Il semblerait donc que le grand problème du Maroc d’aujourd’hui se trouve dans ses partis, forteresses inexpugnables que personne ne peut atteindre efficacement. Tout le monde les accable pourtant, mais personne ne se risque à les attaquer de front. Le roi ne cesse de critiquer l’action politique, donc des partis, les commentateurs et autres politologues ne tarissent pas de reproches acerbes et justifiés à leur égard, la population ne leur fait absolument pas confiance, et les choses en restent là car c’est sur le plan institutionnel qu’il faut les affronter.

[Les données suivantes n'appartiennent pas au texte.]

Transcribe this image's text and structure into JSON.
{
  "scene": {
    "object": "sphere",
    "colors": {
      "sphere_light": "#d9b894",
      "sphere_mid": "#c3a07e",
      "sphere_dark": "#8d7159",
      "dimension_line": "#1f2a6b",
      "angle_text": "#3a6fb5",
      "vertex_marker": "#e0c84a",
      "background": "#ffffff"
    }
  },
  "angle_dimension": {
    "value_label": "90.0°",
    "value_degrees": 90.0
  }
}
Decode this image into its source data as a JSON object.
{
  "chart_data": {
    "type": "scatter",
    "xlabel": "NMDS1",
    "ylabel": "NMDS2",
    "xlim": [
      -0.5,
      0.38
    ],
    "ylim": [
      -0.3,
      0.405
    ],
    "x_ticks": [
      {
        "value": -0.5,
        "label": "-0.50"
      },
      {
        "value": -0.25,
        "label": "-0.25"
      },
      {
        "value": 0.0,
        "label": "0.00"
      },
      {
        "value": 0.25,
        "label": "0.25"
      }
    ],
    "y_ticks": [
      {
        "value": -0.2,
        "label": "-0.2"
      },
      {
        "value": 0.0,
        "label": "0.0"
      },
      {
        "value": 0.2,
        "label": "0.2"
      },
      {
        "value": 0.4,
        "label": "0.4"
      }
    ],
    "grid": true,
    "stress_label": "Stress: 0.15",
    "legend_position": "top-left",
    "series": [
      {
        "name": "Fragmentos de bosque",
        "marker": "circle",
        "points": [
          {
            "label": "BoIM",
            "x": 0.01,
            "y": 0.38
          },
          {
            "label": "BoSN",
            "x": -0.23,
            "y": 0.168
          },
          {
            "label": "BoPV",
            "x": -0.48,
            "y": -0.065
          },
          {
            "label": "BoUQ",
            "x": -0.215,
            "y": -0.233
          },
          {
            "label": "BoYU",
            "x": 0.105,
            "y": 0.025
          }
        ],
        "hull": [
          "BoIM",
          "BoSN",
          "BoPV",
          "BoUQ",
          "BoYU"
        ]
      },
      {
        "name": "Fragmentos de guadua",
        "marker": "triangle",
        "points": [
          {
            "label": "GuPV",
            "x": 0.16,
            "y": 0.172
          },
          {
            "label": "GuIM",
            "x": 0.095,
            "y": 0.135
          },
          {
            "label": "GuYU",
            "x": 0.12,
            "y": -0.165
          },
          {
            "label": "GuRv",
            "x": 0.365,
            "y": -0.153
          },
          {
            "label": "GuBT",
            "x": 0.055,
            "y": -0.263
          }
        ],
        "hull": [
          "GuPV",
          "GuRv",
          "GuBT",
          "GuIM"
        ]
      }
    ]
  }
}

Or, le plan institutionnel, ce sont eux ! Alors, pourrions-nous dire avec beaucoup de prudence et de retenue, pour ne pas s’attirer les hurlements des uns et des autres, il serait bon et utile de penser à un moratoire constitutionnel de quelques années… que la Commission Benmoussa à laquelle le roi a demandé de l’audace, de l’audace et encore et toujours, et surtout, de l’audace, pourrait oser proposer.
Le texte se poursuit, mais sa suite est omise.